It is suggested that there is something sinister about the fact that Wenzell did not, as the lawyers for First Boston advised him to do on February 26, resign from his Government work “immediately, and in writing.” Three days earlier, Wenzell had discussed with Hughes the possibility that if a contract should be made with the sponsors, First Boston might be asked to participate in the financing of it. Hughes thought that Wenzell was exaggerating the importance of the matter, and kept on calling on Wenzell to do chores for him in connection with the contract, until April 3. The fact that Wenzell did not resign “in writing”, he having been employed by means of a telephone call, and all of his assignments having been given him orally, shows that he did not understand the importance which the lawyers attached to having documentary evidence in the file for a possible Congressional investigation or a lawsuit. We see nothing sinister in his not being cagy. The lawyers did not advise Wenzell to resign because they saw in his situation a conflict of interest. They saw in it a question of policy, for First Boston. On March 9 Wenzell was told by Dodge, the Director of the Bureau of the Budget, that since there was, at that time, not even a proposal which could be used as a basis for negotiation, and in any event a long period of negotiation would precede the making of a contract and its financing, there was no immediate problem with regard to First Boston’s possible participation in the financing. He said that if there was a possibility that First Boston might participate in the financing, Wenzell should wind up his *519work for the Bureau of the Budget as soon as possible. As we have seen, Hughes, Dodge’s Assistant Director, kept on giving Wenzell chores to do for some three weeks longer, until April 3. We think that Wenzell’s failure to resign ostentatiously and immediately, as a lawyer might have done, is of no significance.

The Government urges, in effect, that the doctrine which it calls to its defense is a prophylactic generalization which must be applied in cases of honest transactions in order to keep it available and effective in cases of dishonest transactions.
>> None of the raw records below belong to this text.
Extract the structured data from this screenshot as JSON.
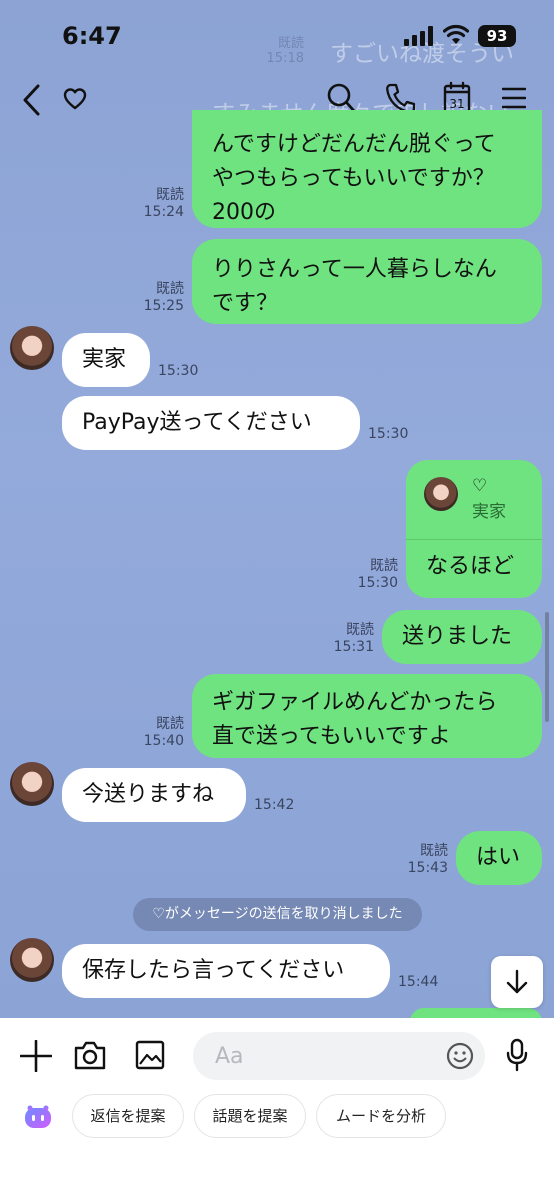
{
  "status_bar": {
    "time": "6:47",
    "battery": "93"
  },
  "header": {
    "chat_name_icon": "heart-icon"
  },
  "ghost_messages": [
    {
      "text": "すごいね渡そうい",
      "time": "15:18"
    },
    {
      "text": "すみません度々で申し訳ない",
      "time": ""
    }
  ],
  "messages": [
    {
      "side": "out",
      "text": "んですけどだんだん脱ぐって\nやつもらってもいいですか？\n200の",
      "read": "既読",
      "time": "15:24"
    },
    {
      "side": "out",
      "text": "りりさんって一人暮らしなん\nです？",
      "read": "既読",
      "time": "15:25"
    },
    {
      "side": "in",
      "text": "実家",
      "time": "15:30"
    },
    {
      "side": "in",
      "text": "PayPay送ってください",
      "time": "15:30"
    },
    {
      "side": "out",
      "reply_name": "♡",
      "reply_text": "実家",
      "text": "なるほど",
      "read": "既読",
      "time": "15:30"
    },
    {
      "side": "out",
      "text": "送りました",
      "read": "既読",
      "time": "15:31"
    },
    {
      "side": "out",
      "text": "ギガファイルめんどかったら\n直で送ってもいいですよ",
      "read": "既読",
      "time": "15:40"
    },
    {
      "side": "in",
      "text": "今送りますね",
      "time": "15:42"
    },
    {
      "side": "out",
      "text": "はい",
      "read": "既読",
      "time": "15:43"
    },
    {
      "side": "in",
      "text": "保存したら言ってください",
      "time": "15:44"
    }
  ],
  "system_notice": "♡がメッセージの送信を取り消しました",
  "composer": {
    "placeholder": "Aa",
    "suggestions": [
      "返信を提案",
      "話題を提案",
      "ムードを分析"
    ]
  },
  "colors": {
    "outgoing_bubble": "#6fe37f",
    "incoming_bubble": "#ffffff",
    "background": "#8ea5d6"
  }
}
The thought is that the Government, like the infant and the idiot, must have the protection of a broad legal incapacity. In this ease the actor for the United States was the Director of the Budget, acting immediately under and on behalf of the President of the United States. What he did was done legally, honestly, and with complete fidelity to the interests of the Government. The powers of even the Government’s highest officials are defined by statute. We do not see in the case before us an instance in which the Government needs, as additional protection against the honest acts of its highest officials, a diaphanous cloak of immunity woven from an asserted vague and undefined public policy. We point again to the language of the Supreme Court in the Muschany case.

The Government has interposed other defenses, in addition to the one founded upon the activities of Adolphe Wenzell. Because this opinion is already long, our treatment of these defenses will be brief.

The “Replacement” Defense

The Government says that section 164 of the Atomic Energy Act of 1954, 68 Stat. 951, 42 U.S.C.A. § 2204, did not authorize the AEC to make the contract here in question. We quote the part of the section here pertinent in a footnote.2 The argument, in brief, is that the electric power contracted for in the contract in question was not to be used by AEC, and was not to be furnished to TVA “in replacement” of power furnished by TVA to AEC. The legislative history of section 164 shows that its language was written for the purpose of authorizing the very kind of a contract that was eventually made. If furnishing power to TVA at Memphis so that TVA could continue to furnish power to AEC at Paducah without neglecting to fulfill the expanding needs of its existing customers is not aptly describable as replacing to TVA power furnished by it to AEC, then Congress can be said to have used inept language. That would, if true, be no reason for a court to frustrate the undoubted intention of Congress.

The “Waiver” Defense

The Government says that certain statutory requirements of section 164 of the Atomic Energy Act of 1954, supra, were not complied with, and that the contract, as a consequence, never became effective. It relies on the following language in section 164:

“Any contract hereafter entered into by the Commission pursuant to this section shall be submitted to the Joint Committee and a period of *520thirty days shall elapse while Congress is in session (in computing such thirty days, there shall be excluded the days on which either House is not in session because of adjournment for more than three days) before the contract of the Commission shall become effective: Provided, however, That the Joint Committee, after having received the proposed contract, may by resolution in writing, waive the conditions of or all or any portion of such thirty-day period.”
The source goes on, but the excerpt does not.